The first oil strike in Saudi
David Ebner, today at 6:54 AM EST
DHAHRAN, SAUDI ARABIA— This crude capital on the Persian Gulf is home to the Kingdom's first commercial oil well, which gushed light Arabian oil in early 1938. The story of its discovery, I smiled upon learning, is not entirely dissimilar to the hunt for oil in Alberta decades ago—though the search in Western Canada took a lot more swings. Leduc No. 1, near Edmonton, produced a gusher in 1947, launching the province's modern energy business, but it was a last-gasp exploration effort after more than a hundred wells drilled by Imperial Oil Ltd. that came up with nothing.
In the Kingdom, Standard Oil Co. of California (now Chevron Corp.) signed the first foreign exploration concession with the just-formed Saudi Arabian state in late May 1933 in Jeddah on the Red Sea. Two years later, drilling was underway on the other side of the Arabian Peninsula. Damman No. 1 hit some oil, described as modest in historical accounts. The second effort was a bigger hit, sparking excitement—but it faded fast as the next four wells produced less and less encouraging results, all of them aimed at shallow targets of roughly 700 metres.

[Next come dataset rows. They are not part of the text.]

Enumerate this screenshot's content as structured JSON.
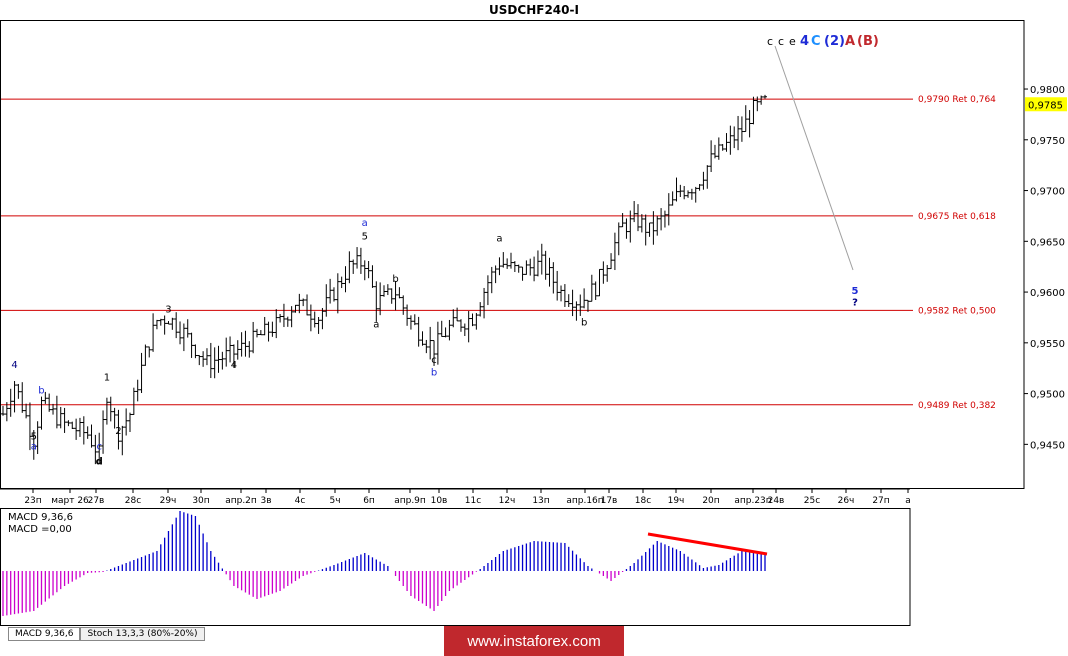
{
  "chart_data": {
    "type": "ohlc",
    "title": "USDCHF240-I",
    "current_price": "0,9785",
    "y_ticks": [
      "0,9800",
      "0,9750",
      "0,9700",
      "0,9650",
      "0,9600",
      "0,9550",
      "0,9500",
      "0,9450"
    ],
    "y_tick_values": [
      0.98,
      0.975,
      0.97,
      0.965,
      0.96,
      0.955,
      0.95,
      0.945
    ],
    "ylim": [
      0.9407,
      0.9868
    ],
    "x_ticks": [
      "23п",
      "март 26",
      "27в",
      "28с",
      "29ч",
      "30п",
      "апр.2п",
      "3в",
      "4с",
      "5ч",
      "6п",
      "апр.9п",
      "10в",
      "11с",
      "12ч",
      "13п",
      "апр.16п",
      "17в",
      "18с",
      "19ч",
      "20п",
      "апр.23п",
      "24в",
      "25с",
      "26ч",
      "27п",
      "а"
    ],
    "levels": [
      {
        "price": 0.979,
        "label": "0,9790 Ret 0,764"
      },
      {
        "price": 0.9675,
        "label": "0,9675 Ret 0,618"
      },
      {
        "price": 0.9582,
        "label": "0,9582 Ret 0,500"
      },
      {
        "price": 0.9489,
        "label": "0,9489 Ret 0,382"
      }
    ],
    "wave_labels": [
      {
        "text": "4",
        "idx": 3,
        "price": 0.9525,
        "color": "#000080"
      },
      {
        "text": "5",
        "idx": 8,
        "price": 0.9455,
        "color": "#000000"
      },
      {
        "text": "a",
        "idx": 8,
        "price": 0.9445,
        "color": "#1e2bd6"
      },
      {
        "text": "b",
        "idx": 10,
        "price": 0.95,
        "color": "#1e2bd6"
      },
      {
        "text": "1",
        "idx": 27,
        "price": 0.9513,
        "color": "#000000"
      },
      {
        "text": "2",
        "idx": 30,
        "price": 0.946,
        "color": "#000000"
      },
      {
        "text": "c",
        "idx": 25,
        "price": 0.9445,
        "color": "#1e2bd6"
      },
      {
        "text": "d",
        "idx": 25,
        "price": 0.943,
        "color": "#000000"
      },
      {
        "text": "3",
        "idx": 43,
        "price": 0.958,
        "color": "#000000"
      },
      {
        "text": "4",
        "idx": 60,
        "price": 0.9525,
        "color": "#000000"
      },
      {
        "text": "5",
        "idx": 94,
        "price": 0.9652,
        "color": "#000000"
      },
      {
        "text": "a",
        "idx": 94,
        "price": 0.9665,
        "color": "#1e2bd6"
      },
      {
        "text": "a",
        "idx": 97,
        "price": 0.9565,
        "color": "#000000"
      },
      {
        "text": "b",
        "idx": 102,
        "price": 0.961,
        "color": "#000000"
      },
      {
        "text": "c",
        "idx": 112,
        "price": 0.953,
        "color": "#000000"
      },
      {
        "text": "b",
        "idx": 112,
        "price": 0.9518,
        "color": "#1e2bd6"
      },
      {
        "text": "a",
        "idx": 129,
        "price": 0.965,
        "color": "#000000"
      },
      {
        "text": "b",
        "idx": 151,
        "price": 0.9567,
        "color": "#000000"
      }
    ],
    "target_labels": [
      {
        "text": "5",
        "price": 0.9598,
        "color": "#1e2bd6"
      },
      {
        "text": "?",
        "price": 0.9587,
        "color": "#000080"
      }
    ],
    "top_labels": [
      {
        "text": "c",
        "color": "#000000"
      },
      {
        "text": "c",
        "color": "#000000"
      },
      {
        "text": "e",
        "color": "#000000"
      },
      {
        "text": "4",
        "color": "#1e2bd6"
      },
      {
        "text": "C",
        "color": "#1e90ff"
      },
      {
        "text": "(2)",
        "color": "#1e2bd6"
      },
      {
        "text": "A",
        "color": "#c0282d"
      },
      {
        "text": "(B)",
        "color": "#c0282d"
      }
    ],
    "indicator": {
      "name": "MACD 9,36,6",
      "value_label": "MACD =0,00",
      "trend_color": "#ff0000"
    },
    "colors": {
      "level": "#d00000",
      "pos_hist": "#0000cc",
      "neg_hist": "#cc00cc",
      "price_box": "#ffff00"
    }
  },
  "tabs": [
    {
      "label": "MACD 9,36,6"
    },
    {
      "label": "Stoch 13,3,3 (80%-20%)"
    }
  ],
  "watermark": "www.instaforex.com"
}
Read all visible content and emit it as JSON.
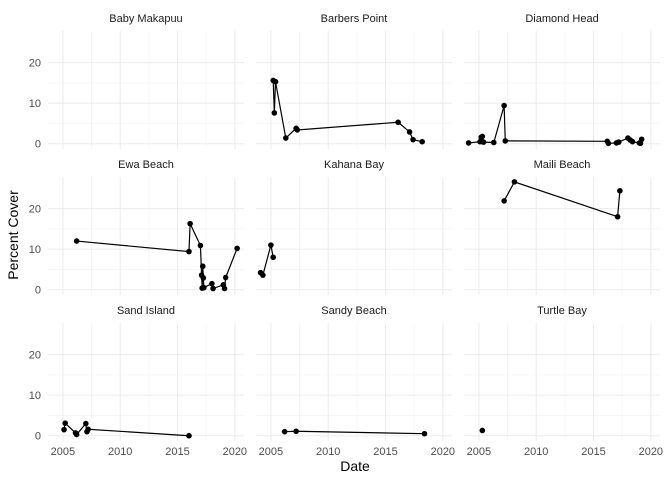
{
  "chart_data": {
    "type": "line",
    "xlabel": "Date",
    "ylabel": "Percent Cover",
    "xlim": [
      2003.7,
      2020.8
    ],
    "ylim": [
      -1.3,
      27.8
    ],
    "x_ticks": [
      2005,
      2010,
      2015,
      2020
    ],
    "x_tick_labels": [
      "2005",
      "2010",
      "2015",
      "2020"
    ],
    "y_ticks": [
      0,
      10,
      20
    ],
    "y_tick_labels": [
      "0",
      "10",
      "20"
    ],
    "grid": true,
    "colors": {
      "line": "#000000",
      "point": "#000000",
      "major_grid": "#ebebeb",
      "minor_grid": "#f5f5f5"
    },
    "panels": [
      {
        "name": "Baby Makapuu",
        "x": [],
        "y": []
      },
      {
        "name": "Barbers Point",
        "x": [
          2005.2,
          2005.3,
          2005.4,
          2006.3,
          2007.2,
          2007.3,
          2016.1,
          2017.1,
          2017.4,
          2018.2
        ],
        "y": [
          15.6,
          7.6,
          15.3,
          1.4,
          3.8,
          3.4,
          5.3,
          2.9,
          1.0,
          0.5
        ]
      },
      {
        "name": "Diamond Head",
        "x": [
          2004.1,
          2005.1,
          2005.2,
          2005.3,
          2005.4,
          2006.3,
          2007.2,
          2007.3,
          2016.2,
          2016.3,
          2017.0,
          2017.2,
          2018.0,
          2018.2,
          2018.4,
          2019.0,
          2019.1,
          2019.2
        ],
        "y": [
          0.2,
          0.5,
          1.6,
          1.8,
          0.4,
          0.3,
          9.4,
          0.7,
          0.6,
          0.1,
          0.2,
          0.4,
          1.4,
          0.9,
          0.5,
          0.2,
          0.1,
          1.1
        ]
      },
      {
        "name": "Ewa Beach",
        "x": [
          2006.2,
          2016.0,
          2016.1,
          2017.0,
          2017.1,
          2017.15,
          2017.2,
          2017.25,
          2017.3,
          2018.0,
          2018.1,
          2019.0,
          2019.1,
          2019.2,
          2020.2
        ],
        "y": [
          12.0,
          9.4,
          16.3,
          10.9,
          3.6,
          0.4,
          5.8,
          2.9,
          0.5,
          1.5,
          0.3,
          1.2,
          0.3,
          3.0,
          10.2
        ]
      },
      {
        "name": "Kahana Bay",
        "x": [
          2004.1,
          2004.3,
          2005.0,
          2005.2
        ],
        "y": [
          4.2,
          3.6,
          11.0,
          8.0
        ]
      },
      {
        "name": "Maili Beach",
        "x": [
          2007.2,
          2008.1,
          2017.1,
          2017.3
        ],
        "y": [
          21.9,
          26.6,
          18.0,
          24.4
        ]
      },
      {
        "name": "Sand Island",
        "x": [
          2005.1,
          2005.2,
          2006.1,
          2006.2,
          2007.0,
          2007.1,
          2007.2,
          2016.0
        ],
        "y": [
          1.5,
          3.1,
          0.7,
          0.3,
          3.0,
          1.0,
          1.6,
          0.0
        ]
      },
      {
        "name": "Sandy Beach",
        "x": [
          2006.2,
          2007.2,
          2018.4
        ],
        "y": [
          1.0,
          1.1,
          0.5
        ]
      },
      {
        "name": "Turtle Bay",
        "x": [
          2005.3
        ],
        "y": [
          1.3
        ]
      }
    ]
  }
}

Damman No. 7 was spudded in December, 1936 with little enthusiasm. Drilling proceeded slowly and in early 1938 American oil executives in California recalled engineer Fred Davies and the chief geologist from Saudi Arabia to explain why the hunt for oil in the desert still made sense. While the boys were back home, drilling at Damman No. 7 continued, grinding deeper, well past 1,000 metres—and a gusher burst forth in March. Mr. Davies went on to become chairman of Aramco, the Saudi oil company, retiring in the late 1950s.